Creating digital platforms to explore computational approaches in the humanities (and beyond)

With quantitative approaches being ever more present in the humanities and the social sciences, it is crucial that today’s students in these areas be introduced to a range of concepts and tools from data science and computational modelling. On the one hand, data science requires among others an understanding of the various types of data, of possible sampling procedures and of pitfalls during data analysis (such as those surrounding correlation and causation). On the other hand, computational modelling rests on a specific epistemology, with the construction of an abstraction of a real situation. This often involves the exploration of a parameter space and the study of the relationships between parameter values and simulation outputs, with phenomena such as self-organization, emergence, or phase transition.
These are usually little-chartered territories for students in arts or the social sciences, and they may at first feel worried about their capacity to understand. It has been shown, nevertheless, that hands-on approaches can facilitate learning: students will for instance more easily understand the impact of varying the values of some parameters if they can experiment freely with different configurations, observe various outputs and draw similarities and contrasts by themselves. Also, trying to analyze real, noisy and ‘imperfect’ data will open the door to a form of situated learning more effective than abstract elaborations.
While some excellent resources are now available to discover data science (e.g., Jamovi, JASP, tableau, kaggle.com), there are so many fields and options when it comes to computational modelling that it can make sense for a teacher to develop their own tailored learning tools. The latter can provide the precious hands-on experience aforementioned, and target the right level of thinking. They can, however, create technical difficulties and delays when they require students to deal with some code, install and run programs, etc.

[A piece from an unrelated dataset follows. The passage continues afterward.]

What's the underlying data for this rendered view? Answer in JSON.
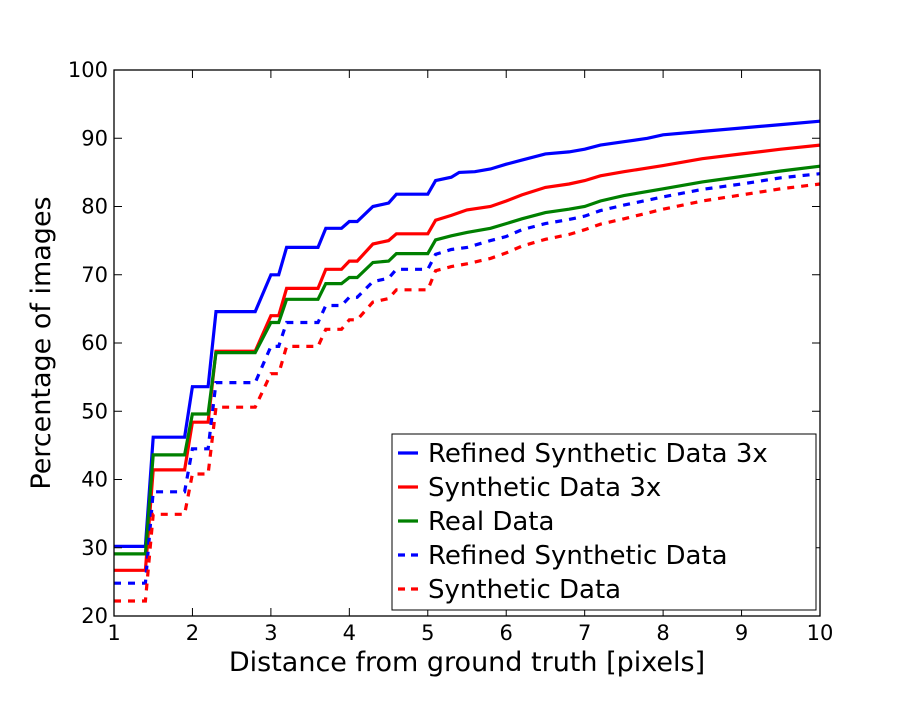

After facing some of these challenges, the objective of my TDG was therefore to develop tailored online digital tools readily accessible to my students in linguistics.
With two research assistants, we developed a dozen of simple online interfaces. Some offer a range of computational models, for instance to study the spread of language innovations in social networks or the emergence of a shared lexicon among artificial speakers through simple linguistic interactions. The others let users experience with methods from natural language processing. In particular, the most developed interface offers a range of text corpora to students – from Jules Verne’s novels to movie plot summaries and BBC news articles – and tools to conduct sentiment analysis, build collocation networks, extract topics etc.
I found important, and not always easy, to clearly communicate with the research assistants about the teaching and learning context that was essential for the software being developed – such a context can be minimized when coming from a pure computer science background and focusing on technical issues. I had many suggestions for design, yet working with someone more familiar with UX (user experience) would likely have enhanced the final products.
The impact on my teaching was positive, as suggested by students’ comments and attitude in class. Flipped classroom likely played a role, as I could spend time in class to work with the students and provide assistance. I found in particular that assessments integrating some of the previous tools could be really rich and creative: I was impressed by some students’ insights and finesse when discussing the outputs of NLP tools applied to Bruce Springsteen’s songs or to summaries of horror movies from different parts of the world.
- First, the software can always be improved by considering the students’ experience. It may be for instance that to model a phenomenon like linguistic diffusion, a first version of an implemented model offers too many parameters to characterize the situation, and leaves students a bit confused, with too much to explore (see Figure 1 with the parameters in the left panel). One can then build a second version focusing on some of the parameters only, setting fixed values for the others, to reduce the overall complexity of the simulation. When a range of options are offered, e.g., text corpora to be analyzed, students may also show strong preferences, or request other sources. This can also be accounted for in later versions.

- Second, tools which maximize agency and offer more freedom to students enhance interest and motivation. As an illustration, offering 10 varied corpora for students to apply NLP tools is good, but letting students choose the text(s) they want to study among the 60,000 works made available online by Project Gutenberg is better – and makes grading a more surprising and interesting task! I am now therefore developing another tool to easily select and pre-process documents on gutenberg.org, to be then analyzed. Another option is to create tools which allow students to collect their own data and analyze them. A first attempt centered around semantic variability among various groups of speakers in Hong Kong led students to choose very diverse fields, from city neighborhoods and ball sports to ice-cream perfumes and local festivals (see Figures 2 and 3).